Il réalise cette recherche interdisciplinaire au sein du groupe GEOME au Laboratoire de Géochimie Biologique (LGB) de l’EPFL avec Stéphane Joost, maître d’enseignement et de recherche, et le professeur Nicolas Vuilleumier, des Hôpitaux Universitaires de Genève (HUG). «J’ai toujours aimé la modélisation des territoires et je reste intéressé par la recherche en médecine. Ce projet était idéal pour moi», observe l’ingénieur.
Auto-anticorps et cadmium
Au départ de son enquête se trouve donc une donnée médicale. L’étudiant commence à générer une carte montrant les zones de la ville de Lausanne où la population possède dans le sang le plus «d’auto-anticorps contre l’apolipoprotéine A-1 (AAA1)». Les AAA1 sont dirigés contre l'apolipoprotéine A-1, la protéine porteuse du «bon cholestérol». Leur présence stimule l'inflammation, favorise la formation de l'athérosclérose et constitue ainsi des facteurs de risque cardiovasculaire.
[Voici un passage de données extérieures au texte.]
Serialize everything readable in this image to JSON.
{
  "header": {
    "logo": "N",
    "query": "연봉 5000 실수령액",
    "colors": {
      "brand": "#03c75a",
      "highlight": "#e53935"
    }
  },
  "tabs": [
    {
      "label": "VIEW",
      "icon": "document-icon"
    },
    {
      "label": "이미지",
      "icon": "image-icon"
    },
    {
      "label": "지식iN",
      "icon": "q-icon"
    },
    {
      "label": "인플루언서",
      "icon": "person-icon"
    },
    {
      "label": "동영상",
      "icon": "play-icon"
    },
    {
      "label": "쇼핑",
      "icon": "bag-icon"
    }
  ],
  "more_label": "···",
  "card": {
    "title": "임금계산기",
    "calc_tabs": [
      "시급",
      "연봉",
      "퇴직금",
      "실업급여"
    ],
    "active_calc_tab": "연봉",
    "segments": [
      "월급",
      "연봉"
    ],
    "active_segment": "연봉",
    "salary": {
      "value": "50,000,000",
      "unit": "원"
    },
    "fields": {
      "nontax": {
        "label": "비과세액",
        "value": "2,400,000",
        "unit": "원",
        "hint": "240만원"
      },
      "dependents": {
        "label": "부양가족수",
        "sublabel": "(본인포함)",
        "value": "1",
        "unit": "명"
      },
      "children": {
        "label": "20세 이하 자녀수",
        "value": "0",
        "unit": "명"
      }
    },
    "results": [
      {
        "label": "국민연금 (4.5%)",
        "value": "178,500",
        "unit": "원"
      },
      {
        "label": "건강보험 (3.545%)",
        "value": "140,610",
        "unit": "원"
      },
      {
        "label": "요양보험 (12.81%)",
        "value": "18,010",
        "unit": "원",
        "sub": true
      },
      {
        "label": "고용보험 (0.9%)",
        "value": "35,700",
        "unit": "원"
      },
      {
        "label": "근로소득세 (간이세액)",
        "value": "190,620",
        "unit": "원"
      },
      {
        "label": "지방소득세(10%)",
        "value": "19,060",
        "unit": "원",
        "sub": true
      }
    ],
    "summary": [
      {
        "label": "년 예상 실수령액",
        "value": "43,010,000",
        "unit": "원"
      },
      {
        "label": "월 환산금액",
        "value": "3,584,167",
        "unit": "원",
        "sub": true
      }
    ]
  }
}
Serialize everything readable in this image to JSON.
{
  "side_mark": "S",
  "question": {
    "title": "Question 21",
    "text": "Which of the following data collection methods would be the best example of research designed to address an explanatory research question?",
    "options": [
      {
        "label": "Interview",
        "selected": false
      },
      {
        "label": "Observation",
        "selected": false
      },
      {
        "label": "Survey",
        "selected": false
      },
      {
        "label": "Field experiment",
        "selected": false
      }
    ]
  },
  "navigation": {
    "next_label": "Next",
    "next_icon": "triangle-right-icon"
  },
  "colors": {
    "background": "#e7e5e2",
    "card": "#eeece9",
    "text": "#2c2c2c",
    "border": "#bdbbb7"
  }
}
L’augmentation des AAA1 dans le sang est influencée par des facteurs génétiques, mais peut également être liée à des facteurs environnementaux. Il est par exemple connu auprès de la communauté scientifique qu’une exposition aux métaux lourds, tels que le cadmium, le plomb et l’arsenic, même à des seuils bas, est susceptible d’être responsable de maladies cardiovasculaires. Dans un deuxième temps, Noé Fellay décide donc d’explorer ce lien à Lausanne grâce à l’analyse spatiale. L’étudiant observe en particulier la présence du cadmium. Celle-ci peut provenir de la friction des freins des trains, de celle des roues sur les rails ou des caténaires sur les fils électriques.
Hotspots près des gares
En se basant sur un jeu de données récoltées entre 2003 et 2006 auprès de la population lausannoise (étude CoLaus-PsyColaus), le futur ingénieur en environnement découvre des clusters de population présentant un taux élevé d’AAA1, notamment dans l’ouest de la ville. Il génère ensuite une carte mettant en évidence trois zones où le haut niveau de AAA1 est significativement associé avec la concentration de cadmium mesurée dans l’urine des gens, ce qui résulte d’une longue exposition. Les trois sites en question correspondent exactement à trois gares: celle de Sébeillon, aujourd’hui désaffectée, mais encore en activité lors de la récolte des données, la gare Centrale des CFF et la gare de triage de Chandieu. Un résultat plutôt logique: il est connu que le transport ferroviaire augmente le niveau de cadmium dans le sol le long des voies ferrées.
Intégration d’autres facteurs
En raison de ces premiers résultats, l’EPFL a engagé l’ingénieur en environnement jusqu’au mois de décembre, afin de lui laisser le temps de mener ses explorations à terme. Noé Fellay complète actuellement son projet de master avec les données qu’il n’a pas pu traiter jusqu’ici. L’intégration d’autres facteurs déterminants, tels que le niveau socio-économique de la population et l’analyse de la pollution de l’air, est ainsi prévue. D'ici la fin de son contrat à l’EPFL, le jeune diplômé vise à valoriser son travail sous la forme d’une publication scientifique conjointe entre l’EPFL et les HUG. Une source d’information qui aidera les autorités publiques à mieux protéger la santé de la population et, pour Noé Fellay, une belle manière de boucler la boucle entre ses études d’ingénierie et son intérêt initial pour la médecine.
Noé Fellay, “Geographic clusters of autoantibodies against apolipoprotein A-1 and their association with heavy metals and cardiovascular diseases in the general population”, projet de master, sous la co-direction de Stéphane Joost, EPFL, et Nicolas Vuilleumier, HUG, 2024.